Mitchell doesn't talk about image in the strict sense of it being a photographic image, he looks at image from the broader standpoint of the sensory; images of the mind that artists want to transmit to the people who consume content.
He starts with an alarmist argument, presenting religious bans on the creation of images and by extension the worshipping of false idols in the second commandment, which affected a wide range of cultures. He follows by bringing in different chaotic historical events and figures where imagery was used to exert power and oppress. He writes of the idea that news is all bad news which serves as a dark backdrop for the crushing positivity of commercials. Ironically, he kind of uses the same method to introduce his point about human relationship with media.

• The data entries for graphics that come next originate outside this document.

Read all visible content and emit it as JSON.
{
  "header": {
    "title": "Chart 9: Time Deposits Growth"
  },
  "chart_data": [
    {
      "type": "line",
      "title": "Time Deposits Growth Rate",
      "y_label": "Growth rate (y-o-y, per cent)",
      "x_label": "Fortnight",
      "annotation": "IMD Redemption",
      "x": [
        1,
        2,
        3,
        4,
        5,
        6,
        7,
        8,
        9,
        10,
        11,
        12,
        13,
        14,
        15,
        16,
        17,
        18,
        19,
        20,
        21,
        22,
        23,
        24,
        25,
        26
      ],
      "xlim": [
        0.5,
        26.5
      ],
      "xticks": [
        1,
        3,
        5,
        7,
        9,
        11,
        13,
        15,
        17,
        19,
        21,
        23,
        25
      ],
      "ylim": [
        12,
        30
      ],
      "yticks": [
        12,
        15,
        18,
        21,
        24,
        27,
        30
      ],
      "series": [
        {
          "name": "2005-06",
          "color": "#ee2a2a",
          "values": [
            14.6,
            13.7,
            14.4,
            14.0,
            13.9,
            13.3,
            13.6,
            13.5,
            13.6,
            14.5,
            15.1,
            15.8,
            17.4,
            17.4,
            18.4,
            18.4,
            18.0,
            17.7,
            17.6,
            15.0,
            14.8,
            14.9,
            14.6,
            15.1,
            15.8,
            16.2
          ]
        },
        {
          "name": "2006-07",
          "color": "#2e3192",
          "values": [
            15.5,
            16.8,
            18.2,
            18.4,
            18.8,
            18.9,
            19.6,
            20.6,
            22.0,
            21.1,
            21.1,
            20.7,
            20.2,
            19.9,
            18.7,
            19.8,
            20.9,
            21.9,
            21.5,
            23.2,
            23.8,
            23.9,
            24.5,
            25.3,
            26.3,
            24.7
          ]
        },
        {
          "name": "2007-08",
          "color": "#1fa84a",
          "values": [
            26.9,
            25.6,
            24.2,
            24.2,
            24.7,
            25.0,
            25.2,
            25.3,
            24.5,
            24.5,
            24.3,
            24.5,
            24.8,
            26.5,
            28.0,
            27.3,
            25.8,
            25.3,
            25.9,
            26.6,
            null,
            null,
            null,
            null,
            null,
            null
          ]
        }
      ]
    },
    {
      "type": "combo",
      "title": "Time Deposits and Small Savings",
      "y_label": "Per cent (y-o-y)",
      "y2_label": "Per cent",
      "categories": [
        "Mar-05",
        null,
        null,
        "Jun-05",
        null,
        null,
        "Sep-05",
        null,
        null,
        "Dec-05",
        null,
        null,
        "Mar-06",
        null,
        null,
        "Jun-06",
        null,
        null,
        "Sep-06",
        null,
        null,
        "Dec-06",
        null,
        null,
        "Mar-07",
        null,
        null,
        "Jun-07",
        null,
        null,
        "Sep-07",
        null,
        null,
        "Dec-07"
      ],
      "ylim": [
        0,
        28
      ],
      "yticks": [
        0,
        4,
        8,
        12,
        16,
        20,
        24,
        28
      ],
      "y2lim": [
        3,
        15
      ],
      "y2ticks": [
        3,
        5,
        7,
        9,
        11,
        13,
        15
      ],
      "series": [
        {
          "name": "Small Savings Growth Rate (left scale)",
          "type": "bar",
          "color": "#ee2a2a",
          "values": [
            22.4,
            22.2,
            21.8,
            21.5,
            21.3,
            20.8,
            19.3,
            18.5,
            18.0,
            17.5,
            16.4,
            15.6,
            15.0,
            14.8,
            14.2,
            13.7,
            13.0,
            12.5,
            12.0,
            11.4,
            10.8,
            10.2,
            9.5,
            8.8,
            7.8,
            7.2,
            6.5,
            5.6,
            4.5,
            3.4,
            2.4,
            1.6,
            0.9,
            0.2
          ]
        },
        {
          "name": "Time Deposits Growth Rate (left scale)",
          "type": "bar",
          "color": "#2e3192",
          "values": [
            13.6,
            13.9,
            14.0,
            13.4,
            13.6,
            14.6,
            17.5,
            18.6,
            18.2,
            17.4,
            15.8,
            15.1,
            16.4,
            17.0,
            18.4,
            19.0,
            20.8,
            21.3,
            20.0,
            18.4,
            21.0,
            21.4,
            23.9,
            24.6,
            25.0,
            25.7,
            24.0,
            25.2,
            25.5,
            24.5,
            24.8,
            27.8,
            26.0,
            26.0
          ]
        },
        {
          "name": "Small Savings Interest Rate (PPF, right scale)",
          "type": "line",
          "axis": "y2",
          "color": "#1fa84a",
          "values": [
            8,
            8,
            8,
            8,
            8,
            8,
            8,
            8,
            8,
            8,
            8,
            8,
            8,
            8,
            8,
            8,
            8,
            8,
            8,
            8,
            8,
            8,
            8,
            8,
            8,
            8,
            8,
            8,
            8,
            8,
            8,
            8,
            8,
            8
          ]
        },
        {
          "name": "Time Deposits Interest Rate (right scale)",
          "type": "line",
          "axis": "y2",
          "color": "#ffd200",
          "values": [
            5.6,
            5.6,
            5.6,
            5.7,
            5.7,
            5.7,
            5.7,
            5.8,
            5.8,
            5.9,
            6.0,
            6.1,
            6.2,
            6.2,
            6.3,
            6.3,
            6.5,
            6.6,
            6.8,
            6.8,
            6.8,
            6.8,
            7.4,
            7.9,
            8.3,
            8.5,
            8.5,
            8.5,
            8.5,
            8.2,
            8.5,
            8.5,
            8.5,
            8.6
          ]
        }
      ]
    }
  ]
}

Mitchell argues we have a primal relationship with images and, in contrast with Kittler and Weibel, spins a positive perspective on human relationship with media which excludes dehumanization through digitization, and emphasizes the idea that humans had a pre existing link to media forms before new media, and a pre existing stigma against images and new forms of media which stretches back to biblical times. He talks of the closeness of images to human nature; "all images are mental things".
Mitchell brings up that people criticise digital images for not being "real". If there aren't images of something dramatic to show by the media then they fill time with image of celebrities and gossip/drama. Importance of context in the setting in which images are presented, advertisting is seen as negative and we don't trust it but if introduced to a gallery setting it changes the perception.
People had a faithfulness of reality, if there was an image of something it was considered immediately of being real.
He argues that the contemporary view of the legitimacy of images is often related to their aesthetic status, which has a redeeming effect on the degraded currency of images.
Mitchell also adds a grain of salt to the concept of the monopoly of writing in saying that the true monopoly is of visual media which includes writing.